The narrator then tells us that in April of 1944 he was stationed in Devon, England. We learn that he is American, that he was an enlisted man, and that he was part of a “rather specialized pre-Invasion training course.” His unit trained for three weeks, and then they were scheduled to be a part the “D Day Landings.” On this last night before the deployment, the narrator had already packed his bags, so he gets on his outdoor things and walks into town.
Once in town, he stops at a church where schoolchildren are having choir practice. He notices one child in particular, who has a clearer and nicer voice than the other children. She is around thirteen years old, and is a very pretty child. After the song ends, the narrator goes to a tearoom. Soon after, the pretty young girl from choir practice comes into the tearoom with a governess and a little boy.
The girl eventually approaches the narrator, and he asks her to join him. The conversation that takes place is witty and delightful, and the narrator is obviously very impressed by his companion’s intelligence. The girl, named Esme, tells the narrator about her aspirations, her past, her family, and we learn that her father has died in the war.
Esme’s brother Charles comes over and tells the narrator a joke, “What did one wall say to the other wall? Meet you at the corner!” Charles is very amused by his joke and laughs uproariously.
The narrator notices the large wristwatch that Esme is wearing. It belonged to her father. She, having learned that the narrator was a “professional short-story writer” before the war, tells the narrator that she wishes he would write a story for her – and that she prefers “stories about squalor.”
Charles tells his joke again, and the narrator finishes the punch line. Charles gets angry and stomps away, and soon it is time for the children to leave the tea house. Before she goes, Esme asks the narrator if he wants for her to write to him, because she writes “extremely articulate letters.” The narrator gives her his rank and name so she can write to him. She tells him she’ll write to him first so that he doesn’t feel “compromised” in any way. Charles and Esme come back into the tea room because Charles wants to kiss the narrator goodbye. The narrator asks Charles “What did one wall say to the other wall?” and Charles happily replies, “Meet you at the corner!”
The narration shifts and we have the first person narrator telling us that “this is the squalid, or moving, part of the story, and the scene changes.” The narration shifts to a third person narrator and the setting of the story shifts to Gaufurt, Bavaria “several weeks after V-E Day.”
Staff Sergeant X, possibly recovering from a nervous breakdown and suffering shell shock. He is not able to sleep, he is chain-smoking, his gums are bleeding, and he is generally in ill health. His friend Clay, whom he refers to as “Corporal Z” talks to him about his girlfriend Loretta, and tries to get X to come to some parties in town.

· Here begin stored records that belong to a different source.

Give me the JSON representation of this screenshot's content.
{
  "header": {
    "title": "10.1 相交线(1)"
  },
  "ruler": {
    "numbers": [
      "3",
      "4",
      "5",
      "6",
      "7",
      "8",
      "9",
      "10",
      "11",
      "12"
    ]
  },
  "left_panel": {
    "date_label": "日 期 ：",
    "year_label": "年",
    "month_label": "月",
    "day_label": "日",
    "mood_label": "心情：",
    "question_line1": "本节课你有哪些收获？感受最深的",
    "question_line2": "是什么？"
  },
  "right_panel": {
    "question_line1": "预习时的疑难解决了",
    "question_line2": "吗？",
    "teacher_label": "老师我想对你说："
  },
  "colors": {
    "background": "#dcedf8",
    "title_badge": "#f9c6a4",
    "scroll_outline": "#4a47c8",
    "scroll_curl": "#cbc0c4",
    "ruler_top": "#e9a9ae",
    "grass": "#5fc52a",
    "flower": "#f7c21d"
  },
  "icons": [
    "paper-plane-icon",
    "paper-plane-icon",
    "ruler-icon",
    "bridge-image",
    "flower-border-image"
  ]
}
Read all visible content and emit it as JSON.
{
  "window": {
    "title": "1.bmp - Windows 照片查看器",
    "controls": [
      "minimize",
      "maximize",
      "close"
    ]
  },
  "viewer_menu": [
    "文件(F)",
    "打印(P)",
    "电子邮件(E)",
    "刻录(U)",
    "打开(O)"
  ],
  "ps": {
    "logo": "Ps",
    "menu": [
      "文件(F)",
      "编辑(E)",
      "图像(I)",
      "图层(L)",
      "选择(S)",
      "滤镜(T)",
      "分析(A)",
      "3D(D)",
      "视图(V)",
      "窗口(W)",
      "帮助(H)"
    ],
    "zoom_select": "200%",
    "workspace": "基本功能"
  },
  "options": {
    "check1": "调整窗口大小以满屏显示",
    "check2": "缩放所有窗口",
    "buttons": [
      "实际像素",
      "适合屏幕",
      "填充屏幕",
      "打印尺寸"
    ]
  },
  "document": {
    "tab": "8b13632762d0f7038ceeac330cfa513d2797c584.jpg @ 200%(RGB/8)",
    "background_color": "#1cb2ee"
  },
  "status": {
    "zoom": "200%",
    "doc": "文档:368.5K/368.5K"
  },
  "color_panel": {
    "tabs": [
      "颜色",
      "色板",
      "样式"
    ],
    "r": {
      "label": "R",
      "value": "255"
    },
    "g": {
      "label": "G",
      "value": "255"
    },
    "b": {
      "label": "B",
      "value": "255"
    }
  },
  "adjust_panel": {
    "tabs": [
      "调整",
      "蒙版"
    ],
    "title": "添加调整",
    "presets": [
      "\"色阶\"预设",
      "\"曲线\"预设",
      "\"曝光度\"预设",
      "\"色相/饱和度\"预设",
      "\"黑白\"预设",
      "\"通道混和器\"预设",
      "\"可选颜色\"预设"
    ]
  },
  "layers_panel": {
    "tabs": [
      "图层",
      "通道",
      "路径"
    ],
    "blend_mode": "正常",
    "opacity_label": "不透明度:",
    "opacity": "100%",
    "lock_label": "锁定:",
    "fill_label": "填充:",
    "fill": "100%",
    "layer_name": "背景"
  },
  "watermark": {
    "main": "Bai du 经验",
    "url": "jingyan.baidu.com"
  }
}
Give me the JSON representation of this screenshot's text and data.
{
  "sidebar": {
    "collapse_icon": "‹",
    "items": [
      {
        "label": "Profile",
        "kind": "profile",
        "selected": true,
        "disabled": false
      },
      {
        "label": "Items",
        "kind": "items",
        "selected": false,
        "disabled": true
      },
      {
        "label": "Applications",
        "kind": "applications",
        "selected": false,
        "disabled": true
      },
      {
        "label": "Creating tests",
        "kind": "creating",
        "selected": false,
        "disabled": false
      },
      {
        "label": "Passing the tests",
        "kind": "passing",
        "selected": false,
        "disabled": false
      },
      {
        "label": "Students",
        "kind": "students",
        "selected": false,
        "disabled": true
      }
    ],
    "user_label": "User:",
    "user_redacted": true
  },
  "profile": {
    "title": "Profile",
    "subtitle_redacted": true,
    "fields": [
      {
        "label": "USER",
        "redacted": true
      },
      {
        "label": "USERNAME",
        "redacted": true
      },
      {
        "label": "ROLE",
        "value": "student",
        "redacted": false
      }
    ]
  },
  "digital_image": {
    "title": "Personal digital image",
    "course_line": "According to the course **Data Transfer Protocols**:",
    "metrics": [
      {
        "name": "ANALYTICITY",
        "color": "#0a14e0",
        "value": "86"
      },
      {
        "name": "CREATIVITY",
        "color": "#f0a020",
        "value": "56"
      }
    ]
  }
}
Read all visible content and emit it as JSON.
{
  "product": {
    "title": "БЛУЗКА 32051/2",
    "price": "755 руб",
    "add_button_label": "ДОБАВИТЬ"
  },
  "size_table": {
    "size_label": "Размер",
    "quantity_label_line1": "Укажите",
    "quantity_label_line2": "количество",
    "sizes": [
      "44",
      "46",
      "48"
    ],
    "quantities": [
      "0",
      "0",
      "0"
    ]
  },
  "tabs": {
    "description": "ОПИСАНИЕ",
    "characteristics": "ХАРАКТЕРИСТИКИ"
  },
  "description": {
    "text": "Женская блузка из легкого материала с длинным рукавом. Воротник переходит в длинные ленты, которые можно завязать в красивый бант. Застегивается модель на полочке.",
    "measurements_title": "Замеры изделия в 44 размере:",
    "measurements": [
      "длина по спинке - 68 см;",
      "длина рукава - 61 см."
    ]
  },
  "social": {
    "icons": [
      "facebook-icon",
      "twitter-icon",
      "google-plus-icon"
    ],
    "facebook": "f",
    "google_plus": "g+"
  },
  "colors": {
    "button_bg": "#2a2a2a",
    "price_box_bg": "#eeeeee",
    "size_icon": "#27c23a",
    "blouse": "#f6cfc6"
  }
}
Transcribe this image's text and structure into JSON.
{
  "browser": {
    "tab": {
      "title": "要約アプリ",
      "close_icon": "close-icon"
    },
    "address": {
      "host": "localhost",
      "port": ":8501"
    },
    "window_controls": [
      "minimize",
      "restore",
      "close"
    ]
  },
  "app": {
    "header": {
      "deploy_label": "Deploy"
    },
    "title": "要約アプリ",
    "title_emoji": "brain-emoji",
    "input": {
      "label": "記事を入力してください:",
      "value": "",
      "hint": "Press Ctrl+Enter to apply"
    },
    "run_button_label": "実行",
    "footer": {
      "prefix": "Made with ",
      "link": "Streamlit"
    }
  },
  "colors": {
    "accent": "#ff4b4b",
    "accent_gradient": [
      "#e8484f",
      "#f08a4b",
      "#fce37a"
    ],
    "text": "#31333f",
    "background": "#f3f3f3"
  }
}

X declines, and stays in his room alone. He finds a pile of mail that he had not yet opened, and opens a letter that is from Esme.
In the letter Esme apologizes for her delay in writing, and asks him to “reply as soon as possible.” She sends her father’s wristwatch in the package, and at the end of the letter Charles has added “HELLO HELLO HELLO HELLO HELLO HELLO HELLO HELLO HELLO HELLO HELLO LOVE AND KISSES CHARLES.”